The researchers at OpenAI are striving hard to complete their mission of ensuring the benefits of AI to all of humanity. With that aim, this year, the popular AI lab has performed a number of researches and projects as well as made several exciting announcements in the field of computer vision, neural networks and reinforcement learning.
In this article, we have collated some of the biggest announcements made by OpenAI in 2020.
Learning to Summarise with Human Feedback
In October, researchers from OpenAI published a paper where they collected a large and high-quality dataset of human comparisons between summaries to train a model for predicting the human-preferred summary. Researchers then used that model as a reward function to fine-tune a summarisation policy using reinforcement learning. The method is then applied to a version of the TL;DR dataset of Reddit posts and found that the models significantly outperform both human reference summaries and other larger models that are fine-tuned with supervised learning alone.

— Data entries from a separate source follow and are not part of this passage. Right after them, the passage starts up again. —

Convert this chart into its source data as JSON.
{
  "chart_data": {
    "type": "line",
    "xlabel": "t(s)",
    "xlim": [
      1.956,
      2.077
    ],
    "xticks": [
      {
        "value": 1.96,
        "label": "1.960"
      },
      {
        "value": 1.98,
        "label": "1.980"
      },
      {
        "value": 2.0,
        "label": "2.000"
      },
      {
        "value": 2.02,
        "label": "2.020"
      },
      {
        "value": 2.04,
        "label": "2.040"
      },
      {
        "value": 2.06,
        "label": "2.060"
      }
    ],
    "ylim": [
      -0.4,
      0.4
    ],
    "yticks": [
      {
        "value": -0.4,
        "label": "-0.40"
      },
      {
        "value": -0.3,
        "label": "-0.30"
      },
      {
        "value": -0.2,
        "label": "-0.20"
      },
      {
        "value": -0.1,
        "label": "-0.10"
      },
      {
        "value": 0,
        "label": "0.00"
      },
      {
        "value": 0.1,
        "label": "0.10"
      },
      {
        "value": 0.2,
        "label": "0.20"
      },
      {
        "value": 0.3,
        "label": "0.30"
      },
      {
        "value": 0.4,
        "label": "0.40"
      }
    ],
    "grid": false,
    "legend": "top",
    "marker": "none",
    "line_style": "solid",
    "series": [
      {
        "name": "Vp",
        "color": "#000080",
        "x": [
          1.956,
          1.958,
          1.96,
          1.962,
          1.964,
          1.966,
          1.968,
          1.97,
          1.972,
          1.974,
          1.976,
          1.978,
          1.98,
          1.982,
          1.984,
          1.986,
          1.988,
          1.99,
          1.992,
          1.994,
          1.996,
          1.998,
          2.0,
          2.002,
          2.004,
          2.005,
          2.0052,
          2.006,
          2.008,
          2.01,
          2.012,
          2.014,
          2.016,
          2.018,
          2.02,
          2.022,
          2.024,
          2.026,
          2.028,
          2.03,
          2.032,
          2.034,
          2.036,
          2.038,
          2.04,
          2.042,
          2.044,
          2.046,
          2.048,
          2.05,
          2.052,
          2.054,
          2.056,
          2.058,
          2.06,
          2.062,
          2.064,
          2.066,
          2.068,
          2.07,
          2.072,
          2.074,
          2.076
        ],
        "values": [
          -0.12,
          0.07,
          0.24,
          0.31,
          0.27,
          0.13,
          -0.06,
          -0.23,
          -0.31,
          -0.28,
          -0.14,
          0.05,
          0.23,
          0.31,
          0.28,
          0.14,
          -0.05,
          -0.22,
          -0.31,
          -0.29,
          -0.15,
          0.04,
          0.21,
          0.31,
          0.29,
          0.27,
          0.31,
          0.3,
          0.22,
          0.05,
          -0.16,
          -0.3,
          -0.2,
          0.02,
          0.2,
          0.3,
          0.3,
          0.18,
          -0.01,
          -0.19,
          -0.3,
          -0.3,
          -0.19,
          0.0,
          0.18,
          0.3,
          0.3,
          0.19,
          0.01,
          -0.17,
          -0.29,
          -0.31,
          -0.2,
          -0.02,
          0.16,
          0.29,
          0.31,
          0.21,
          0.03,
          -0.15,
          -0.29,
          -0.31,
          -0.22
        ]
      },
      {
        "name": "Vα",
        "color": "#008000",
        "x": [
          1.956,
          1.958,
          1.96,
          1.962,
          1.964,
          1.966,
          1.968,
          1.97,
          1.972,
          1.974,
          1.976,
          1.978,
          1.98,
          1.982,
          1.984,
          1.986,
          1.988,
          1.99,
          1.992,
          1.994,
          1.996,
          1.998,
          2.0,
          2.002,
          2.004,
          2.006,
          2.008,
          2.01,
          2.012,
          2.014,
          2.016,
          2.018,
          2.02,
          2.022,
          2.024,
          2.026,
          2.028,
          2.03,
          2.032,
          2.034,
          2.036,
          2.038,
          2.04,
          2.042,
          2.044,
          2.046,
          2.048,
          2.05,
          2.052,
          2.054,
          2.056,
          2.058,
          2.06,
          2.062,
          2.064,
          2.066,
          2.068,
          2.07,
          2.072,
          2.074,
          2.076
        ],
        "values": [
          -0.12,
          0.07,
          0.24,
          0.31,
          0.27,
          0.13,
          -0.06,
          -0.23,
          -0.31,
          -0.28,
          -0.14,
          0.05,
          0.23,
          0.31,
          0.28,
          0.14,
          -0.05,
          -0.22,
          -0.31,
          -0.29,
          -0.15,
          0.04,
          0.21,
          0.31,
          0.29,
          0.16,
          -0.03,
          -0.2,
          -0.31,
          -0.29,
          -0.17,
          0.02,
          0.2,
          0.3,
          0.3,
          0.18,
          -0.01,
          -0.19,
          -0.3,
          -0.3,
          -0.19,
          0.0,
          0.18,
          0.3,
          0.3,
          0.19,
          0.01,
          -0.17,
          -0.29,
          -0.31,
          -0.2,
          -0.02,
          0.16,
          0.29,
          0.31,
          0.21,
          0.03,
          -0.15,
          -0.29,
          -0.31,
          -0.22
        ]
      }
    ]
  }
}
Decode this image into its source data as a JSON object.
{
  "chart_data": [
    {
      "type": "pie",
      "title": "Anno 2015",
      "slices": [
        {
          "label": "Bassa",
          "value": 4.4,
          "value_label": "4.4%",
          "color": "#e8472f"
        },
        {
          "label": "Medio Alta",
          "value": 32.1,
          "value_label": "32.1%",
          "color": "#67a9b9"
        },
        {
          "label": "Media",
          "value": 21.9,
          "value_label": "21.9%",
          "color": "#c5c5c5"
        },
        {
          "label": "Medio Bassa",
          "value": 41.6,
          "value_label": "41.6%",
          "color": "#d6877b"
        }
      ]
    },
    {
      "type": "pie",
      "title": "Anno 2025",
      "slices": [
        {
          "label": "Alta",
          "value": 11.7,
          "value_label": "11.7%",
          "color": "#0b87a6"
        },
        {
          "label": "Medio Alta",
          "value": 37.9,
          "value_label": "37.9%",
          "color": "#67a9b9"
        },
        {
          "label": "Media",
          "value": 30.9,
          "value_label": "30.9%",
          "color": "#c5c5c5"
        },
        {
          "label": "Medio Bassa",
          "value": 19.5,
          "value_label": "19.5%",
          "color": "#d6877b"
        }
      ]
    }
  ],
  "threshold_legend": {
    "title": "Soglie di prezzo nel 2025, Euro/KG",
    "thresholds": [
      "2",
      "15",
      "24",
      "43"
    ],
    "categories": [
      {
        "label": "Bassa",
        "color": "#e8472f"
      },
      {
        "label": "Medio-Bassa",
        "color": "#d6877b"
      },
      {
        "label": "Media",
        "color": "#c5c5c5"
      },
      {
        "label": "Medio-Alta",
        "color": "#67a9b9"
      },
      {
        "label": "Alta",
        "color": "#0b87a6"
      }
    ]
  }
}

Licensing GPT-3 Technology to Microsoft
As a part of the multiyear partnership announced in 2019, the AI lab has agreed to license GPT-3 to tech giant Microsoft for their own innovative products and services. In September, OpenAI announced the launch of a general-purpose “text in, text out” interface, which will allow its users to try any English language task virtually. This means one can now request access in order to integrate the API into a product for developing an entirely new application as well as helping OpenAI to explore the strengths and limits of this technology.
Supporting the National Research Cloud Initiative
In July, OpenAI announced the support for the National Research Cloud initiative in order to direct more computations to academia. The initiative is meant for exploring the creation of shared cloud computing infrastructures for researchers.
Procgen and MineRL
In June, the popular AI lab announced the co-organising two NeurIPS 2020 competitions with AIcrowd, Carnegie Mellon University, and DeepMind, using Procgen Benchmark and MineRL. Procgen Benchmark is 16 simple-to-use procedurally-generated environments which provide a direct measure of how quickly a reinforcement learning agent learns generalisable skills. MineRL, on the other hand, is one of the largest imitation learning datasets, with over 60 million frames of recorded human player data.
Image GPT
The same month, OpenAI stated in a blog post that a large transformer model trained on pixel sequences could create coherent image completions along with samples. By building a correlation between sample quality and image classification accuracy, the AI researchers showed that the best generative model also contains features competitive with top convolutional nets in the unsupervised setting.
JukeBox
OpenAI has also introduced a new machine learning model known as Jukebox. Jukebox generates music while singing in the raw audio domain. Jukebox is a neural net model which generates music as raw audio in a mixture of genres and artist’s styles. This AI model is fed with genre, artist, and lyrics as input to generate new music samples that are produced from scratch.
OpenAI Microscope
In another announcement, the AI lab introduced the OpenAI Microscope, which is a collection of visualisations of every significant layer and neuron of eight vision “model organisms” that are often studied in interpretability. According to the blog post, the Microscope makes it easier to analyse the features that form inside these neural networks.
OpenAI Standardises on PyTorch
OpenAI, earlier this year, has announced that the lab is standardising OpenAI’s deep learning framework on PyTorch. The initiative is to make it easier for the OpenAI team to create and share optimised implementations of the models.